We must take this matter of names seriously; the Murchisons always did. Indeed, from the arrival of a new baby until the important Sunday of the christening, nothing was discussed with such eager zest and such sustained interest as the name he should get – there was a fascinating list at the back of the dictionary – and to the last minute it was problematical. In Stella’s case, Mrs. Murchison actually changed her mind on the way to the church; and Abby, who had sat through the sermon expecting Dorothy Maud, which she thought lovely, publicly cried with disappointment. Stella was the youngest, and Mrs. Murchison was thankful to have a girl at last whom she could name without regard to her own relations or anybody else’s. I have skipped about a good deal, but I have only left out two, the boys who came between Abby and Stella. In their names the contemporary observer need not be too acute to discover both an avowal and to some extent an enforcement of Mr.
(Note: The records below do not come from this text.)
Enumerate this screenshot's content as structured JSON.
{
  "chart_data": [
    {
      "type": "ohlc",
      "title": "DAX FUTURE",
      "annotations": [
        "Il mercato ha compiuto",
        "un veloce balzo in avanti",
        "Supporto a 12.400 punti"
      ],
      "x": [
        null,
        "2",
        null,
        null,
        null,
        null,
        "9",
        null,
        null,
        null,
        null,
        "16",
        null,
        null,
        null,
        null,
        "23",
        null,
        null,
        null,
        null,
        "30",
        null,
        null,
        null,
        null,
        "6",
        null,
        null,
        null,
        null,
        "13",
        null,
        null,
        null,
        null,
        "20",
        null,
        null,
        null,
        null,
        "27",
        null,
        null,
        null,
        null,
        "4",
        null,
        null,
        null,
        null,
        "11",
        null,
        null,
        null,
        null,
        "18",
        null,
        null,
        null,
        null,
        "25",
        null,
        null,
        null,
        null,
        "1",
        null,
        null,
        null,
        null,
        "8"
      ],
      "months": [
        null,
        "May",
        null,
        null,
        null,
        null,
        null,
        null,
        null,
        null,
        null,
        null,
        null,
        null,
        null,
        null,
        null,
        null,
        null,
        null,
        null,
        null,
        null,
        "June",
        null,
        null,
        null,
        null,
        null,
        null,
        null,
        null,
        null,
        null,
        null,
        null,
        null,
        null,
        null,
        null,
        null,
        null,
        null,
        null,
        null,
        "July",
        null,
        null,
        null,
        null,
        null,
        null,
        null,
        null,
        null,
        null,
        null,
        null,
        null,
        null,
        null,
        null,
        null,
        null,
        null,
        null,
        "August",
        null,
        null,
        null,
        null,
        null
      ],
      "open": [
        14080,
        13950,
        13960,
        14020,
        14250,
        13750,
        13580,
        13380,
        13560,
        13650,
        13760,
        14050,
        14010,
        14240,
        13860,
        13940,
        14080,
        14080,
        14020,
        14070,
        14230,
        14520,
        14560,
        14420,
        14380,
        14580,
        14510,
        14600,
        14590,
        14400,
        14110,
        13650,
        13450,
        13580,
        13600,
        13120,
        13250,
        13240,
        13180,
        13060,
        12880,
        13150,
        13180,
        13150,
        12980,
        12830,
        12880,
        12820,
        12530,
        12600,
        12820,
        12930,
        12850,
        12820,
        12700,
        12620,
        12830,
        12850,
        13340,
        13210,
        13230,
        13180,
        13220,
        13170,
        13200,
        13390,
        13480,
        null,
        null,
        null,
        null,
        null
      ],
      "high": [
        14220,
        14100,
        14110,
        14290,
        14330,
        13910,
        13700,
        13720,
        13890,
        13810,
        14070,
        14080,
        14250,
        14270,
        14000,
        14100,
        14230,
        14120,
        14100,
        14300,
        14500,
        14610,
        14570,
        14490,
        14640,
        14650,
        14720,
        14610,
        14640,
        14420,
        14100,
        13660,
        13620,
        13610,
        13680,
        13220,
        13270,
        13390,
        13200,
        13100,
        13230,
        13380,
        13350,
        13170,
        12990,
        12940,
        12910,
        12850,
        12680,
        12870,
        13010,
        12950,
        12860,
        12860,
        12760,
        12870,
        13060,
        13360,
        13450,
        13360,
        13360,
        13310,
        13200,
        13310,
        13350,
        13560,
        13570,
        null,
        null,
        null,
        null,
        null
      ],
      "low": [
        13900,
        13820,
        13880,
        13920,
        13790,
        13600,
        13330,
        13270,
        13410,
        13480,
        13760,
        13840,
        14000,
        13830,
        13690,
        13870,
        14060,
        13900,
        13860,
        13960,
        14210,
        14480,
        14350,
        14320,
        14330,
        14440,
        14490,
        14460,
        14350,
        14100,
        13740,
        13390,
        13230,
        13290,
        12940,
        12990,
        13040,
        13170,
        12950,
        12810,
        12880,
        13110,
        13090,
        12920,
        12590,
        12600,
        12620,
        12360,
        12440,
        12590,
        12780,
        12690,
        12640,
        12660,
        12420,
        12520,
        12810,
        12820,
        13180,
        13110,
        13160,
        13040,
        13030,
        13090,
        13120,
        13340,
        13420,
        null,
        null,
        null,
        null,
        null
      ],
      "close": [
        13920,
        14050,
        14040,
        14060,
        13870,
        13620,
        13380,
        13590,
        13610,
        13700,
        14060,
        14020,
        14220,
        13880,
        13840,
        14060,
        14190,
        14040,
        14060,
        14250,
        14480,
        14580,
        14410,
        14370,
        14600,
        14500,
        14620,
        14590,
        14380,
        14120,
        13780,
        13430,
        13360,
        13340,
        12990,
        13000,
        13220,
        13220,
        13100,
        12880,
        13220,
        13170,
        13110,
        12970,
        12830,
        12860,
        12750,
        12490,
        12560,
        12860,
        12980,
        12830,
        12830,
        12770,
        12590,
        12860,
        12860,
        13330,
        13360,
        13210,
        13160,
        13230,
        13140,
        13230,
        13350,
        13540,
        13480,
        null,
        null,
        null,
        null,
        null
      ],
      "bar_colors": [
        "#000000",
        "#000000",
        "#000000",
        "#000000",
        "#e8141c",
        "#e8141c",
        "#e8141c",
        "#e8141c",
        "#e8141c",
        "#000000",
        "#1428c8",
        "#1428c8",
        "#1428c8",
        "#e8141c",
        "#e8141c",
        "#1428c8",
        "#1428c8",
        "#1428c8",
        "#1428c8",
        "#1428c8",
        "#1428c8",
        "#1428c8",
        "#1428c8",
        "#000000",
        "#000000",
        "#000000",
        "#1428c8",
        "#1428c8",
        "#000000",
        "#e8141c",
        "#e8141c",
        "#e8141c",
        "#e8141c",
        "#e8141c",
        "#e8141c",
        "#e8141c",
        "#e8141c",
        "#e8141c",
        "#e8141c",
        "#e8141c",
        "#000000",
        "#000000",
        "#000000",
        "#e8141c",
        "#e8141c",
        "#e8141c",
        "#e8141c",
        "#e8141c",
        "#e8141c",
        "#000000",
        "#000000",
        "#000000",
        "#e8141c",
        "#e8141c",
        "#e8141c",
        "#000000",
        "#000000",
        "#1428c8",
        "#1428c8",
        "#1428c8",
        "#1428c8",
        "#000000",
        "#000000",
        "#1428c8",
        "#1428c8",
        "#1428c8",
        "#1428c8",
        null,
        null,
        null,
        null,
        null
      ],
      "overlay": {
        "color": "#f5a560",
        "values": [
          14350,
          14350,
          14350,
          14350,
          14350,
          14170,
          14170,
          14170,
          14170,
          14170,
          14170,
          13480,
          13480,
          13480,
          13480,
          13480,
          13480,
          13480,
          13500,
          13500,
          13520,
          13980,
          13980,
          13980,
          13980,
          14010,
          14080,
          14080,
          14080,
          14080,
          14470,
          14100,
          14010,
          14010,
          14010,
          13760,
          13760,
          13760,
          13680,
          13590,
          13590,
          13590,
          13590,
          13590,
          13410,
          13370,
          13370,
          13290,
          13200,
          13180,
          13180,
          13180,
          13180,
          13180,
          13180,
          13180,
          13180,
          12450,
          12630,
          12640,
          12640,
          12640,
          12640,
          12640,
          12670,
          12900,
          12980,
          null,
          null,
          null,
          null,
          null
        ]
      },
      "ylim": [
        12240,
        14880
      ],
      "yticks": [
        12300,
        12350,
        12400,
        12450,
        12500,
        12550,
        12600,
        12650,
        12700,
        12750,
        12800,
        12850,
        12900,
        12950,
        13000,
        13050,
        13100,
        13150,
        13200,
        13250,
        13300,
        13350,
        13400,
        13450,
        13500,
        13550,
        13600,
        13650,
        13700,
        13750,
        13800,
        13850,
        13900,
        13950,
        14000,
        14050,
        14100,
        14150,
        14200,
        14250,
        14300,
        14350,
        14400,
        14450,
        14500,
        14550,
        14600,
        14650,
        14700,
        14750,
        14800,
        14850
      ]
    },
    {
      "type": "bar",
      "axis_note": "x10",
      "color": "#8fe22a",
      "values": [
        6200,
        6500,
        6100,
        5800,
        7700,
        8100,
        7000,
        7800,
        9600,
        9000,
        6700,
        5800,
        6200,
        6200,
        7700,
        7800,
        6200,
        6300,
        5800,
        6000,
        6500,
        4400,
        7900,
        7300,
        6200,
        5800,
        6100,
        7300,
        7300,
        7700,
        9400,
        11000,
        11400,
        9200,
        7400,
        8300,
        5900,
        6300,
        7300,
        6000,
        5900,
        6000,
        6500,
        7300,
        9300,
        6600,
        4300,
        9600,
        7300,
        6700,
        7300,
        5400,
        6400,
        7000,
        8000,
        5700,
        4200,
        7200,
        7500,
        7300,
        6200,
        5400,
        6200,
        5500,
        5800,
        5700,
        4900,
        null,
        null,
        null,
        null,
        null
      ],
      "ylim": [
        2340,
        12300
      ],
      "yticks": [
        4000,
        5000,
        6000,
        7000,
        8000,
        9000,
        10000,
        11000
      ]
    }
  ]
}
Murchison’s political views; neither an Alexander Mackenzie nor an Oliver Mowat could very well grow up into anything but a sound Liberal in that part of the world without feeling himself an unendurable paradox. To christen a baby like that was, in a manner, a challenge to public attention; the faint relaxation about the lips of Dr. Drummond – the best of Liberals himself, though he made a great show of keeping it out of the pulpit – recognized this, and the just perceptible stir of the congregation proved it. Sonorously he said it. “Oliver Mowat, I baptize thee in the Name of the Father –” The compliment should have all the impressiveness the rite could give it, while the Murchison brothers and sisters, a-row in the family pew, stood on one foot with excitement as to how Oliver Mowat would take the drops that defined him. The verdict was, on the way home, that he behaved splendidly. Alexander Mackenzie, the year before, had roared.